The results of the presented IVIF-DNMA have been expressed that the ranks of HCWT technology assessment is consistent, and “steam sterilization (SS)” is the best HCWT technology in India. Also, results show that “incineration (IN)” is an operative HCWT method, but because of its high cost and adverse outcome on environment and public health; thus, it is not chosen as a suitable HCWT technology.

Though the presented IVIF-DNMA model has offered significant insights into MCDM process, still there are several limitations that permit advance study and model improvement. The presented approach could be enhanced using the linguistic assessments of criteria with an aggregated decision-matrix. Only objective weight of attribute is used that determines from the IVIF-DM and derives based on information provided by DEs.

In future work, the extension of developed framework can be introduced to handle other MCGDM problems, such as human resource management, healthcare recycling partner assessment, sustainable supplier selection, medical supplier selection, and sustainable biomass crop selection. Also, we will extend the proposed method using different objective criteria-weight-determining methods.

Additionally, the policy implications to improve observance to HCWT guidelines are discussed as.

  • The “government hospitals (GHs)” need compact support assistances to protect sufficient funding from the administration to begin operating the services of “common waste management facilities (CWMFs).” The “state health structures development project (SHSDP)” can illustrate a main influence in the application of “bio-medical waste (BMW)” recommendations by the GHs.

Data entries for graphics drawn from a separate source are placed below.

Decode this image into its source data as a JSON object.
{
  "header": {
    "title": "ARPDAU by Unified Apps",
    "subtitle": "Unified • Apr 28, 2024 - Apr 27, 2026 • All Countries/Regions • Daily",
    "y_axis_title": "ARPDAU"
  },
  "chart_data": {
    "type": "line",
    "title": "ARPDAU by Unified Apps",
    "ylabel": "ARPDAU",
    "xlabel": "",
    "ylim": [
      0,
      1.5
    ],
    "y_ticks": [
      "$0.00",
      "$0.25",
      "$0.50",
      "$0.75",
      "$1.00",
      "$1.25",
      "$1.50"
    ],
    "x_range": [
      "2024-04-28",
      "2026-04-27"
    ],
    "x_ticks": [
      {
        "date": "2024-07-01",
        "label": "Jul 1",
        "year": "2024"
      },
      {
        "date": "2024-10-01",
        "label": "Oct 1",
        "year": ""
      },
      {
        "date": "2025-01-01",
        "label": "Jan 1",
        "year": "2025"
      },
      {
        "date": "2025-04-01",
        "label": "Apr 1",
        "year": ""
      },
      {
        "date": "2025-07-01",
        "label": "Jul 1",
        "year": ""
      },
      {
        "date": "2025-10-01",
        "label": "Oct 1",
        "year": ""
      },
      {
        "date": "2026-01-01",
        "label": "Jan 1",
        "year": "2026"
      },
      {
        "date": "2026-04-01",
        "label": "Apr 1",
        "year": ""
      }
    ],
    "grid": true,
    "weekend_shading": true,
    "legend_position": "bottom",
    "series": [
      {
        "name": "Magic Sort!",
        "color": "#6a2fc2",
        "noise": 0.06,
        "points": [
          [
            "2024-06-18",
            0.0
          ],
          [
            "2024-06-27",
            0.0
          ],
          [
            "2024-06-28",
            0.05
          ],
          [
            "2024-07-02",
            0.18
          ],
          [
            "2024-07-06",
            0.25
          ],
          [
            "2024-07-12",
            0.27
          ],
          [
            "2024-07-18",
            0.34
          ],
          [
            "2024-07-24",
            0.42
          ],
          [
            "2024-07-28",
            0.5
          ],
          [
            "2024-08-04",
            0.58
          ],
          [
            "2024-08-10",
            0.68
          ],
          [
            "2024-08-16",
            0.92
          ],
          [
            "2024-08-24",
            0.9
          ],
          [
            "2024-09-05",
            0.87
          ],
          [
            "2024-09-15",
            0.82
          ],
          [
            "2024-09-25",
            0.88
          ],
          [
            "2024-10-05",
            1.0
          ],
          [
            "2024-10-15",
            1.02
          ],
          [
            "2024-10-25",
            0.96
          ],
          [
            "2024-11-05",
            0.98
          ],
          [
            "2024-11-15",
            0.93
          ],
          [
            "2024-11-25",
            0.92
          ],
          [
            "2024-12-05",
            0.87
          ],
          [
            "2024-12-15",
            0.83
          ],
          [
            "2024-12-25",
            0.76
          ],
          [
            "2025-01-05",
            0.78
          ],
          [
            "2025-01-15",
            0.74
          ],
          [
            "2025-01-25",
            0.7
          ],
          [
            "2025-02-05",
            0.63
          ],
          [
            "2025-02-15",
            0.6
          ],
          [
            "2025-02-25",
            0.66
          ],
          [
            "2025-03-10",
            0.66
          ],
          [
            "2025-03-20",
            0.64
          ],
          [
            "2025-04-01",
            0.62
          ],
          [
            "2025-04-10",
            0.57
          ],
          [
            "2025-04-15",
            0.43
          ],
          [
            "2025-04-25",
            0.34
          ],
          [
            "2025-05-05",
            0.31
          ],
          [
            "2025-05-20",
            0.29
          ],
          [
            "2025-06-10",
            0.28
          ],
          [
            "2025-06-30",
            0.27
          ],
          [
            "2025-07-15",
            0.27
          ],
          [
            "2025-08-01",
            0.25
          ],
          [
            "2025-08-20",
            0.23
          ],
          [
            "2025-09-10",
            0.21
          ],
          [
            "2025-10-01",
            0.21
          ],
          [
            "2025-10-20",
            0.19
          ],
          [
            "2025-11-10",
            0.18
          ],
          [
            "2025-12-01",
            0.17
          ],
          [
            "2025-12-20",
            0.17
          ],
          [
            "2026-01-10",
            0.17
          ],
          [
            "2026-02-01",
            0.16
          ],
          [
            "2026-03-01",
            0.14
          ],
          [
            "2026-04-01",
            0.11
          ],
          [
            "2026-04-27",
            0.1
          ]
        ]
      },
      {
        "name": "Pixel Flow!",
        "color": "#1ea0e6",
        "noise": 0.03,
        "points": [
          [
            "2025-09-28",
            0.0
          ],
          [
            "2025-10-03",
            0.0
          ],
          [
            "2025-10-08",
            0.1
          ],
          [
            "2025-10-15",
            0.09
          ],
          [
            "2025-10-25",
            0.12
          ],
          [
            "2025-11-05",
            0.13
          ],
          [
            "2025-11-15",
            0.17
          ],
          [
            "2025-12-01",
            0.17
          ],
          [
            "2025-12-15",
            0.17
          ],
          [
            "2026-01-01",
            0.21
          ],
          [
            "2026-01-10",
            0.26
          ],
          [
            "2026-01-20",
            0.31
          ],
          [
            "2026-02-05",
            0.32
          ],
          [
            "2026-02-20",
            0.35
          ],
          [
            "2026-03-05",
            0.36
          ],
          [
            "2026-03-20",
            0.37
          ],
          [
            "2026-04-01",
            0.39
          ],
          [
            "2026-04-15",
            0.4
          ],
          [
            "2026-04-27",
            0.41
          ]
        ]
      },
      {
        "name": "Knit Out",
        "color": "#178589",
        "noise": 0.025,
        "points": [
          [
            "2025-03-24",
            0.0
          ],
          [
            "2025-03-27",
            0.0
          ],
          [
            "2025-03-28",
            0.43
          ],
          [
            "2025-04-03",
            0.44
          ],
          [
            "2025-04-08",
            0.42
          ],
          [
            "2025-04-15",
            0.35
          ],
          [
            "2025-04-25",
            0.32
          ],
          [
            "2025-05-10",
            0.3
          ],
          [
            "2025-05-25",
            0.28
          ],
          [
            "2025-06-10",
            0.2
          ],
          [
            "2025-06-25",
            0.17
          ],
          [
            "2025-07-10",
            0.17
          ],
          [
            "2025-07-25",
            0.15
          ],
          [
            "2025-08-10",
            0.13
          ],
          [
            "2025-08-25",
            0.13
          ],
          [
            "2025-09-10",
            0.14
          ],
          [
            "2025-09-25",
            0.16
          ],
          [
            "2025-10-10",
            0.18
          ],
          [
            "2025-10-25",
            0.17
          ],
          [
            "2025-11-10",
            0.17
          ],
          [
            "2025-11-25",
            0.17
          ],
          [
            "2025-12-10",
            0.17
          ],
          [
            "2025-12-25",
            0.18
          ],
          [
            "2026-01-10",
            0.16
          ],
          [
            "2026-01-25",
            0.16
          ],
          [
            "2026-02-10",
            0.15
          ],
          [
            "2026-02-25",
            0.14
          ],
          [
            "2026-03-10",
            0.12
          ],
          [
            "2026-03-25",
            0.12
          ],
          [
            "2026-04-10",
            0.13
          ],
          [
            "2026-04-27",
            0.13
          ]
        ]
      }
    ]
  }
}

  • The “pollution control board (PCB)” also needs to act as a initiator between the GHs and the CWMFs more proficiently so as to quick settlement can be warmed between the two structures.

  • Various types of advertisements are employed by two CMFWs in the government. These can create misunderstanding among GHs workers, particularly among those who restructured their CMFW. The PCB should verify that various memorandums are not discussed by the CMFWs to the GHs.